The proposed U.S. missile defense system received attention at the Helsinki summit, where Clinton and Yeltsin agreed to an interpretation of the 1972 ABM Treaty allowing the United States to proceed with a limited missile defense system currently under development. Specifically, Clinton and Yeltsin agreed to distinguish between a national missile defense system, aimed against strategic weapons, not allowed by the ABM Treaty, and a theater missile defense system to guard against shorter range missile attacks. Some critics thought that any agreement of this kind would place undesirable limits on the development of both theater and strategic missile defenses. The Helsinki meeting also saw progress in arms control negotiations between the United States and Russia, a matter high on Cohen's agenda. Yeltsin and Clinton agreed on the need for early Russian ratification of the START II Treaty and negotiation of a START III Treaty to make further significant cuts in the strategic nuclear arsenals of both nations.

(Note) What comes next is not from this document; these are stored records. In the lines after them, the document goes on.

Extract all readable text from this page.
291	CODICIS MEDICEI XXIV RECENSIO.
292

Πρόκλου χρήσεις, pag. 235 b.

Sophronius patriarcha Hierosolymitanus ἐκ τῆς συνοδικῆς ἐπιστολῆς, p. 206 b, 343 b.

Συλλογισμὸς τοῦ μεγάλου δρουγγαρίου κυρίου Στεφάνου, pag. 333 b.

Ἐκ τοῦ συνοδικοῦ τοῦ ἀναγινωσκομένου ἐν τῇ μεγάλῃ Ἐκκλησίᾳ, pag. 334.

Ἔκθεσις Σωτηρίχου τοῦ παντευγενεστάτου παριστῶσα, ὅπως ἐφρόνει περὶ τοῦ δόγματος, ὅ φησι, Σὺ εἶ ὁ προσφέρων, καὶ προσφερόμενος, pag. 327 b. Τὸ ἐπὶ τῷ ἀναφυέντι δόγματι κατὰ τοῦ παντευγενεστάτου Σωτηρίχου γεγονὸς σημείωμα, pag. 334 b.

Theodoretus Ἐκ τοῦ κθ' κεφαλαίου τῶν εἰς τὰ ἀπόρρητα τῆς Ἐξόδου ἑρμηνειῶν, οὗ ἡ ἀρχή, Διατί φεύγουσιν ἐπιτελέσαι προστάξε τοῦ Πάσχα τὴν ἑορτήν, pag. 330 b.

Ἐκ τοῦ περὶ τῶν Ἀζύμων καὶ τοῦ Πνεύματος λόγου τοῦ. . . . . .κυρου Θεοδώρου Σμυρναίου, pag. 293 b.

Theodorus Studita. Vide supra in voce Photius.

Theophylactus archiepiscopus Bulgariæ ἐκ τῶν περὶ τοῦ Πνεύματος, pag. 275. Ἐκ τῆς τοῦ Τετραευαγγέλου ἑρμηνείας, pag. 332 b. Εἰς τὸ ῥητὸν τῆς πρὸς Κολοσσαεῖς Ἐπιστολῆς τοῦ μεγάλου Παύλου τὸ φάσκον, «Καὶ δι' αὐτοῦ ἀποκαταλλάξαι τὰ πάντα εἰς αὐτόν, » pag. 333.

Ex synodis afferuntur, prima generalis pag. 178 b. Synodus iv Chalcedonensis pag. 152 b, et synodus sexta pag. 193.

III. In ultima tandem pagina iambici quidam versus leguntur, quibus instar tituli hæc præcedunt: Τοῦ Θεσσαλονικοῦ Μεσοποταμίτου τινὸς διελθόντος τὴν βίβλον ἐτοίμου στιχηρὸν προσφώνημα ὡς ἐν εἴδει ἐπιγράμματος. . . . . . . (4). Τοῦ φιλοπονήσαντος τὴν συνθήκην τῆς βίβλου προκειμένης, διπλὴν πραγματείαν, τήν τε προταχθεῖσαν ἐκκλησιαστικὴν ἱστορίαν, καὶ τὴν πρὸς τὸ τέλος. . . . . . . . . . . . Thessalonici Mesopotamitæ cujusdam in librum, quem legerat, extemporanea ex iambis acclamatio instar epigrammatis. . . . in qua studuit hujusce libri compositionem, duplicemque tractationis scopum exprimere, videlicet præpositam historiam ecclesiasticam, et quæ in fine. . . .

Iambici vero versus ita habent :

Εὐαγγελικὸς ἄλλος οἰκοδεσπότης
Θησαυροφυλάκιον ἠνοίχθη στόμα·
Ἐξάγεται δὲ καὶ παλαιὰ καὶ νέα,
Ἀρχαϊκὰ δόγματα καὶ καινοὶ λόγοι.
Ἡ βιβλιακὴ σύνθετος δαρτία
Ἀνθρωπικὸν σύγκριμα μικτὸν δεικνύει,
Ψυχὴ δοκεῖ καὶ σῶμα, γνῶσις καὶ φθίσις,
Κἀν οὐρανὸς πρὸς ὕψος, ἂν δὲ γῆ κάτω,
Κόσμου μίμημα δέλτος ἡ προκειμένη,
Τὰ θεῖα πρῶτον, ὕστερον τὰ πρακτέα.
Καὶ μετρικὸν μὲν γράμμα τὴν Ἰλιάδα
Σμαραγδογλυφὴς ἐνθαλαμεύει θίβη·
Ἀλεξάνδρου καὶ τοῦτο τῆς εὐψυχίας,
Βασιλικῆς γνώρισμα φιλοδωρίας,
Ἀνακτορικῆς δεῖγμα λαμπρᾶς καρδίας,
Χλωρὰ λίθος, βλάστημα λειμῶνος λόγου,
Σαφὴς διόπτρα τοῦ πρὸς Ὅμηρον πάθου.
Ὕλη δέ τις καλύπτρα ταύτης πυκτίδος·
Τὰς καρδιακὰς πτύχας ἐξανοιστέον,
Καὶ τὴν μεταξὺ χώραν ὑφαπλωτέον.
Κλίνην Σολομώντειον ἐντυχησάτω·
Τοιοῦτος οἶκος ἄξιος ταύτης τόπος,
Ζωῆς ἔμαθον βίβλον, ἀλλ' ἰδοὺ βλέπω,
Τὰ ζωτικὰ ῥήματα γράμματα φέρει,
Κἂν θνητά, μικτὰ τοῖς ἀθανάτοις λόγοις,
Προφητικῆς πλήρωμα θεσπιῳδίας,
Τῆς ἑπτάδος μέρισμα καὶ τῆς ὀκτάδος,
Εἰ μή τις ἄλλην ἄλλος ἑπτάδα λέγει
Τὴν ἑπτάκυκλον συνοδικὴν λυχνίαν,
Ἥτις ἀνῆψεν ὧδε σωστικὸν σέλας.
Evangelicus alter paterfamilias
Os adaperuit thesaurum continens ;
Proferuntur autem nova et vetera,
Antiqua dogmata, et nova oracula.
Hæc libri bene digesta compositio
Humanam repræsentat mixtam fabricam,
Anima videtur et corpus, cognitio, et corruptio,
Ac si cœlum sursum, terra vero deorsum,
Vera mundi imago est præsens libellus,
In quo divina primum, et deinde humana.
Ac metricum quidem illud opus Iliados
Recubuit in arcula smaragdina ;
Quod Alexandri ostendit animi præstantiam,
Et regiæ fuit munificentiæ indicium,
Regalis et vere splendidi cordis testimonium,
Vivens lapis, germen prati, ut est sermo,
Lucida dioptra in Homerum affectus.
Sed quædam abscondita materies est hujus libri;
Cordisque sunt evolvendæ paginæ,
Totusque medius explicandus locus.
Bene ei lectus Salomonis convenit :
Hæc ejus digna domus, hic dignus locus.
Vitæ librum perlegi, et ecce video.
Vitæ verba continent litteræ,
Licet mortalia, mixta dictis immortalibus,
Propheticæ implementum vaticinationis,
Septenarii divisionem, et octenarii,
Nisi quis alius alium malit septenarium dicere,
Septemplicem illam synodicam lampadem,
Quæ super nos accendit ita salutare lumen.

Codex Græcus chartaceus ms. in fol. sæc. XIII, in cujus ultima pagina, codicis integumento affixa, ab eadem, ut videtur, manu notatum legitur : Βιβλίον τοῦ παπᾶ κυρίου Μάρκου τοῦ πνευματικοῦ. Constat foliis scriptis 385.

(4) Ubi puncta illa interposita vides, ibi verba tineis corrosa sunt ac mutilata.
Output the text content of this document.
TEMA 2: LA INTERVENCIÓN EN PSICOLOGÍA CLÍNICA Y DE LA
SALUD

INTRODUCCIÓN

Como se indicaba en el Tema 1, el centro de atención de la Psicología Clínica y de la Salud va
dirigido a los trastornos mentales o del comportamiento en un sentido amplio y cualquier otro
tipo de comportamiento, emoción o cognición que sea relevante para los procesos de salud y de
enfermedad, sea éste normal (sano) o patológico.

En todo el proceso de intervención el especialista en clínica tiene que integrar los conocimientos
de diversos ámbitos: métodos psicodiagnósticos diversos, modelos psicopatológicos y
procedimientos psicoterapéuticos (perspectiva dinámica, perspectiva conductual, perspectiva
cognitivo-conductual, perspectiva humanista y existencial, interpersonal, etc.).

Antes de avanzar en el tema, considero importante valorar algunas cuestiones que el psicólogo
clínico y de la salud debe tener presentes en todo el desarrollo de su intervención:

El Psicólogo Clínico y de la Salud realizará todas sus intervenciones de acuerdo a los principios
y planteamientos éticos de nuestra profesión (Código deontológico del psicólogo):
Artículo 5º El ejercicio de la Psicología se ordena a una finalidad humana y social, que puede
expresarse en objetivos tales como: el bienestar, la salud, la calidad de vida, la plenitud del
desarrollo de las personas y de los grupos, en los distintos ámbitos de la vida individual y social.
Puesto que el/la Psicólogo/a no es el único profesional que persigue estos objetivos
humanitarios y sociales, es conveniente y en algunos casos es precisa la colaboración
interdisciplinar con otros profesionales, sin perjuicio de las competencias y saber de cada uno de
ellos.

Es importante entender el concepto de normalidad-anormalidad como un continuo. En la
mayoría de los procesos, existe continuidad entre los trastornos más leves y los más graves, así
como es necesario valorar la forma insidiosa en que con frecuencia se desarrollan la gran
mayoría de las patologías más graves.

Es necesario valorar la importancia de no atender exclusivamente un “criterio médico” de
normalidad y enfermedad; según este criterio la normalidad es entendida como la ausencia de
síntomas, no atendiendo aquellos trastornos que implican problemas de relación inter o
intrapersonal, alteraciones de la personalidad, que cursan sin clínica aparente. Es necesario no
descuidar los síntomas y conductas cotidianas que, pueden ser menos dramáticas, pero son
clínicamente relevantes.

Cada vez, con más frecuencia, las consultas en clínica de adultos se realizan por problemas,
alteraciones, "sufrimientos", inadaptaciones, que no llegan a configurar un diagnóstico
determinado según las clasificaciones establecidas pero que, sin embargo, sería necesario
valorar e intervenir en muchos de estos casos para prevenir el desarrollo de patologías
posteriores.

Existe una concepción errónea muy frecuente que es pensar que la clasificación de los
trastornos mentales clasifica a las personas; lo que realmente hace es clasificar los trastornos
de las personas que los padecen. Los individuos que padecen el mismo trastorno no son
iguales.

The continuation, at least until mid-1998, of the existing peacekeeping mission involving U.S. forces in Bosnia and the possibility that other such missions would arise worried Cohen, who earlier had expressed reservations about such operations. Humanitarian efforts that did not involve peacekeeping, such as in Rwanda in the recent past, also seemed likely. Other persistent national security problems, including tension with Iraq in the Persian Gulf area, Libya in North Africa, and North Korea in East Asia, could flare up again, as could conflict in the Middle East between Israel and the Palestinians.

In preparing future budgets, the challenge would be to find the right mix between money for operation and maintenance accounts on the one hand and modernization procurement funds on the other, while facing the prospect of a flat DoD budget of about $250 billion annually for the next decade or so. A relatively new problem that could affect the DoD budget was "vertical integration" in the defense industry. It occurred on a large scale in the 1990s as mergers of major defense contractors created a few huge dominant companies, particularly in the aerospace industry. They were called vertical because they incorporated most of the elements of the production process, including parts and subcomponents. Cohen and other Pentagon leaders began to worry that vertical integration could reduce competition and in the long run increase the costs of what the Department of Defense had to buy.

Finally, Cohen would have to address social issues that engaged the widest public interest. The status and treatment of homosexuals in the military, the role of women in combat as well as in other jobs in the services, racism, and sexual harassment were serious problems, inevitably requiring strong leadership from Cohen and other top civilian and military leaders in the Department of Defense.